Afinal, as pessoas não estão sequer querendo saber a que vieram para este mundo, que dizem ser de “MEU DEUS”, aliás, sequer pensam de verdade no que consiste este Deus que não seja o já tradicional, “PAI DE TODOS NÓS”, criador do céu e da terra, guardião dos fracos e oprimidos, consolador dos sofredores, olheiro dos transgressores, detentor da vida eterna.
E aí, com este refrão decorado, se tornam símbolos da verdade e da justiça, justificando assim suas omissões e sua cega obediência a um sistema que só lhe oferece o superficial, o tangível, o medíocre.

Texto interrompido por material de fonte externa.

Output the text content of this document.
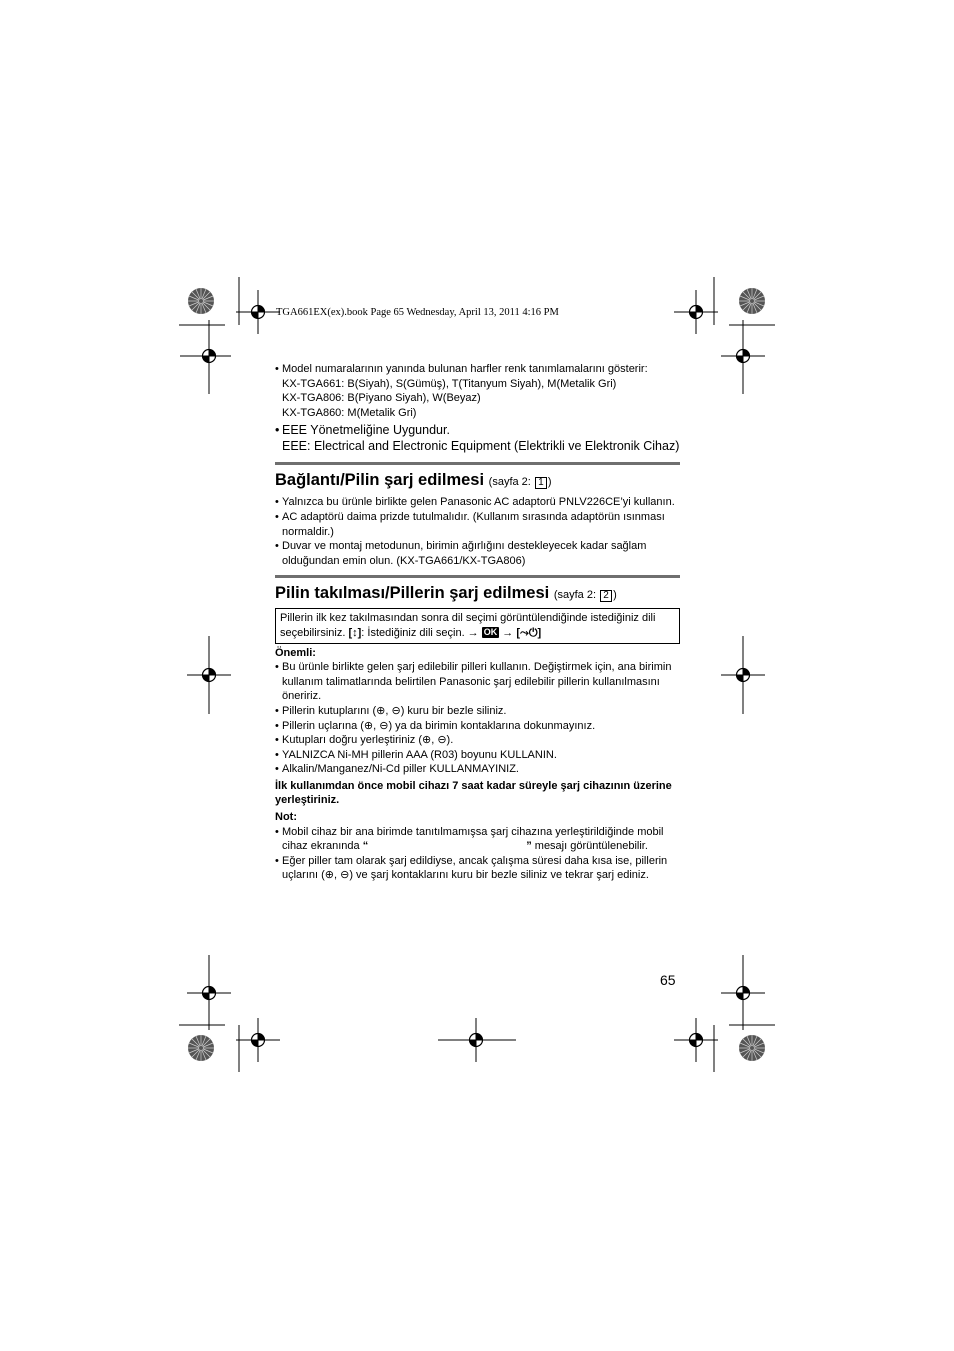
TGA661EX(ex).book Page 65 Wednesday, April 13, 2011 4:16 PM

• Model numaralarının yanında bulunan harfler renk tanımlamalarını gösterir:

KX-TGA661: B(Siyah), S(Gümüş), T(Titanyum Siyah), M(Metalik Gri)

KX-TGA806: B(Piyano Siyah), W(Beyaz)

KX-TGA860: M(Metalik Gri)

• EEE Yönetmeliğine Uygundur.

EEE: Electrical and Electronic Equipment (Elektrikli ve Elektronik Cihaz)

Bağlantı/Pilin şarj edilmesi (sayfa 2: 1 )
• Yalnızca bu ürünle birlikte gelen Panasonic AC adaptorü PNLV226CE’yi kullanın.
• AC adaptörü daima prizde tutulmalıdır. (Kullanım sırasında adaptörün ısınması normaldir.)
• Duvar ve montaj metodunun, birimin ağırlığını destekleyecek kadar sağlam olduğundan emin olun. (KX-TGA661/KX-TGA806)
Pilin takılması/Pillerin şarj edilmesi (sayfa 2: 2 )
Pillerin ilk kez takılmasından sonra dil seçimi görüntülendiğinde istediğiniz dili seçebilirsiniz. [↕]: İstediğiniz dili seçin. → OK → [⤳⏻]

Önemli:

• Bu ürünle birlikte gelen şarj edilebilir pilleri kullanın. Değiştirmek için, ana birimin kullanım talimatlarında belirtilen Panasonic şarj edilebilir pillerin kullanılmasını öneririz.
• Pillerin kutuplarını (⊕, ⊖) kuru bir bezle siliniz.
• Pillerin uçlarına (⊕, ⊖) ya da birimin kontaklarına dokunmayınız.
• Kutupları doğru yerleştiriniz (⊕, ⊖).
• YALNIZCA Ni-MH pillerin AAA (R03) boyunu KULLANIN.
• Alkalin/Manganez/Ni-Cd piller KULLANMAYINIZ.

İlk kullanımdan önce mobil cihazı 7 saat kadar süreyle şarj cihazının üzerine yerleştiriniz.

Not:

• Mobil cihaz bir ana birimde tanıtılmamışsa şarj cihazına yerleştirildiğinde mobil

cihaz ekranında “	” mesajı görüntülenebilir.

• Eğer piller tam olarak şarj edildiyse, ancak çalışma süresi daha kısa ise, pillerin uçlarını (⊕, ⊖) ve şarj kontaklarını kuru bir bezle siliniz ve tekrar şarj ediniz.
65
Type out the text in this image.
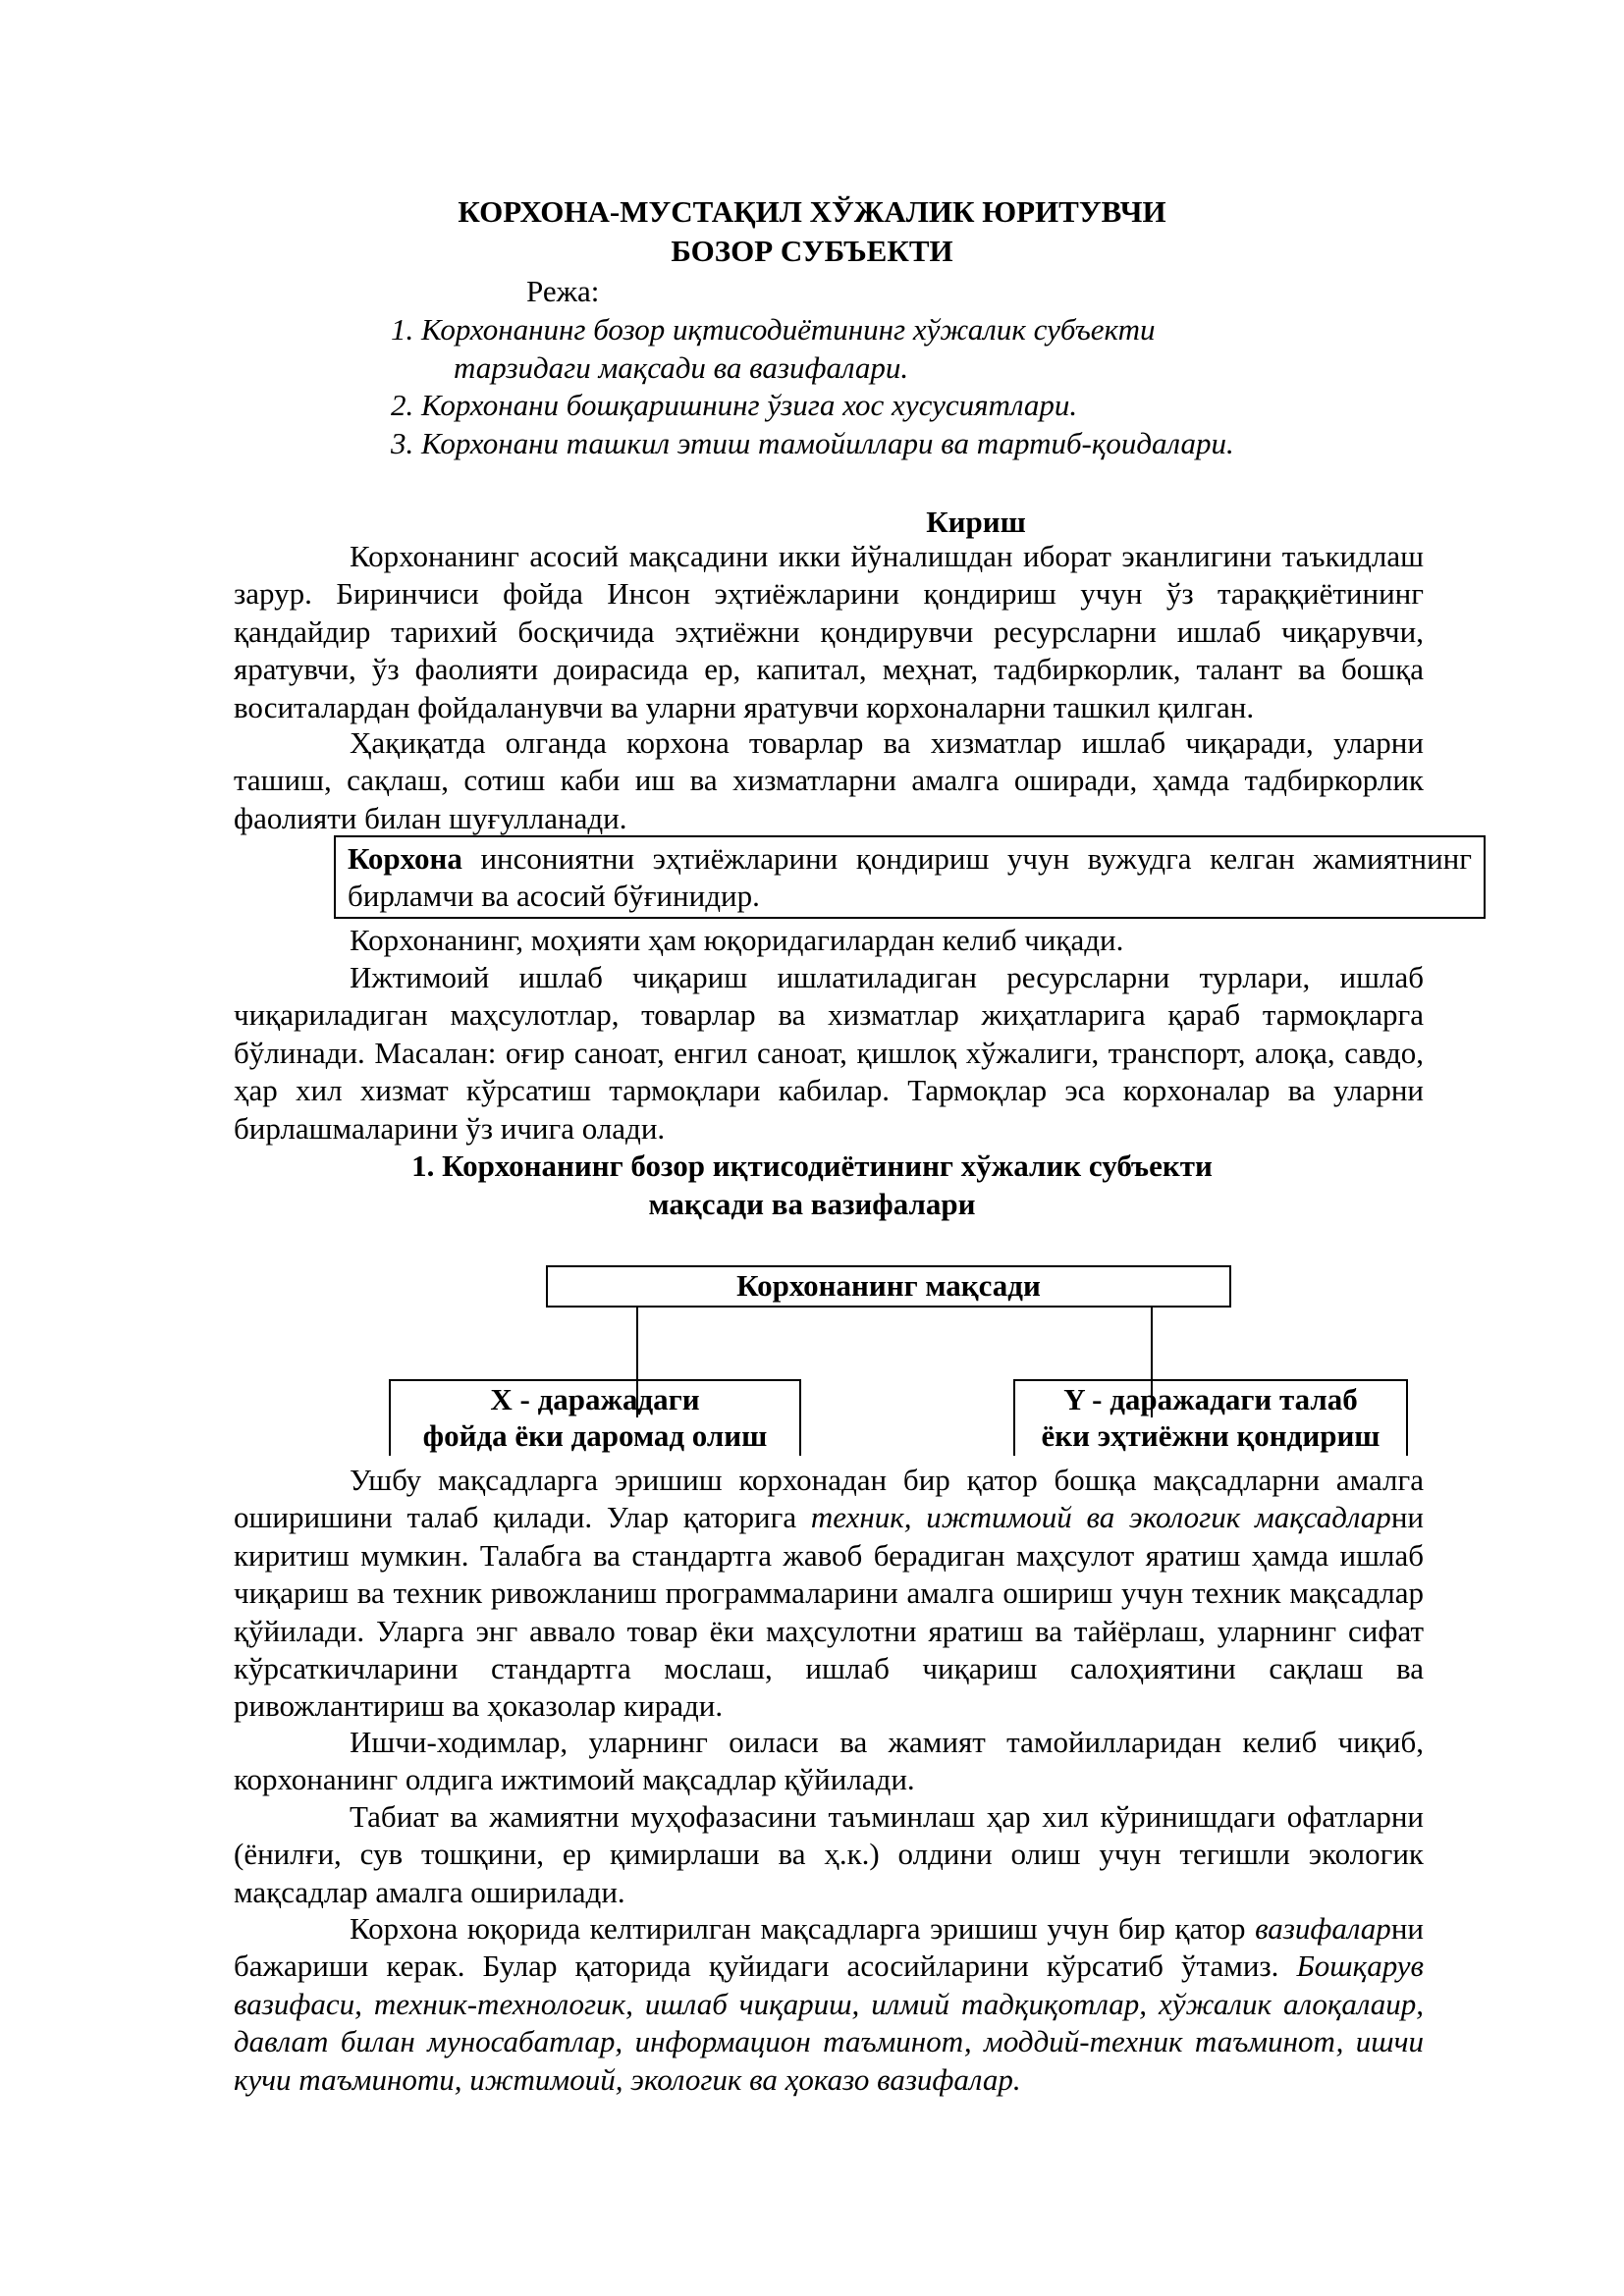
КОРХОНА-МУСТАҚИЛ ХЎЖАЛИК ЮРИТУВЧИ
БОЗОР СУБЪЕКТИ
Режа:
1. Корхонанинг бозор иқтисодиётининг хўжалик субъекти
тарзидаги мақсади ва вазифалари.
2. Корхонани бошқаришнинг ўзига хос хусусиятлари.
3. Корхонани ташкил этиш тамойиллари ва тартиб-қоидалари.
Кириш
Корхонанинг асосий мақсадини икки йўналишдан иборат эканлигини таъкидлаш зарур. Биринчиси фойда Инсон эҳтиёжларини қондириш учун ўз тараққиётининг қандайдир тарихий босқичида эҳтиёжни қондирувчи ресурсларни ишлаб чиқарувчи, яратувчи, ўз фаолияти доирасида ер, капитал, меҳнат, тадбиркорлик, талант ва бошқа воситалардан фойдаланувчи ва уларни яратувчи корхоналарни ташкил қилган.
Ҳақиқатда олганда корхона товарлар ва хизматлар ишлаб чиқаради, уларни ташиш, сақлаш, сотиш каби иш ва хизматларни амалга оширади, ҳамда тадбиркорлик фаолияти билан шуғулланади.
Корхона инсониятни эҳтиёжларини қондириш учун вужудга келган жамиятнинг бирламчи ва асосий бўғинидир.
Корхонанинг, моҳияти ҳам юқоридагилардан келиб чиқади.
Ижтимоий ишлаб чиқариш ишлатиладиган ресурсларни турлари, ишлаб чиқариладиган маҳсулотлар, товарлар ва хизматлар жиҳатларига қараб тармоқларга бўлинади. Масалан: оғир саноат, енгил саноат, қишлоқ хўжалиги, транспорт, алоқа, савдо, ҳар хил хизмат кўрсатиш тармоқлари кабилар. Тармоқлар эса корхоналар ва уларни бирлашмаларини ўз ичига олади.
1. Корхонанинг бозор иқтисодиётининг хўжалик субъекти
мақсади ва вазифалари
Корхонанинг мақсади
X - даражадаги
фойда ёки даромад олиш
Y - даражадаги талаб
ёки эҳтиёжни қондириш
Ушбу мақсадларга эришиш корхонадан бир қатор бошқа мақсадларни амалга оширишини талаб қилади. Улар қаторига техник, ижтимоий ва экологик мақсадларни киритиш мумкин. Талабга ва стандартга жавоб берадиган маҳсулот яратиш ҳамда ишлаб чиқариш ва техник ривожланиш программаларини амалга ошириш учун техник мақсадлар қўйилади. Уларга энг аввало товар ёки маҳсулотни яратиш ва тайёрлаш, уларнинг сифат кўрсаткичларини стандартга мослаш, ишлаб чиқариш салоҳиятини сақлаш ва ривожлантириш ва ҳоказолар киради.
Ишчи-ходимлар, уларнинг оиласи ва жамият тамойилларидан келиб чиқиб, корхонанинг олдига ижтимоий мақсадлар қўйилади.
Табиат ва жамиятни муҳофазасини таъминлаш ҳар хил кўринишдаги офатларни (ёнилғи, сув тошқини, ер қимирлаши ва ҳ.к.) олдини олиш учун тегишли экологик мақсадлар амалга оширилади.
Корхона юқорида келтирилган мақсадларга эришиш учун бир қатор вазифаларни бажариши керак. Булар қаторида қуйидаги асосийларини кўрсатиб ўтамиз. Бошқарув вазифаси, техник-технологик, ишлаб чиқариш, илмий тадқиқотлар, хўжалик алоқалаир, давлат билан муносабатлар, информацион таъминот, моддий-техник таъминот, ишчи кучи таъминоти, ижтимоий, экологик ва ҳоказо вазифалар.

Ora, penso eu, se já estávamos em um processo de deterioração das culturas tradicionais e do estreitamento intelectual, a adição de conceitos religiosos fundamentalistas e, portanto, arcaicos em sua maioria, só poderia dar no que vem dando, ou seja: um aumento gigantesco da banalização não só da vida em si, como a marginalização da convivência, esteja ela onde estiver, induzindo então as criaturas a adotarem posturas violentas ou desconsiderativas, polos distintos que não dão espaço ao bendito equilíbrio, mel que perfumou a minha e a juventude de muitos outros que lutam com as armas da mente e do respeito ao próximo para que através das trocas de experiências e saberes, possam globalizar humanisticamente os seus universos pessoais.
E aí, quem pensa chateia, incomoda e dá trabalho.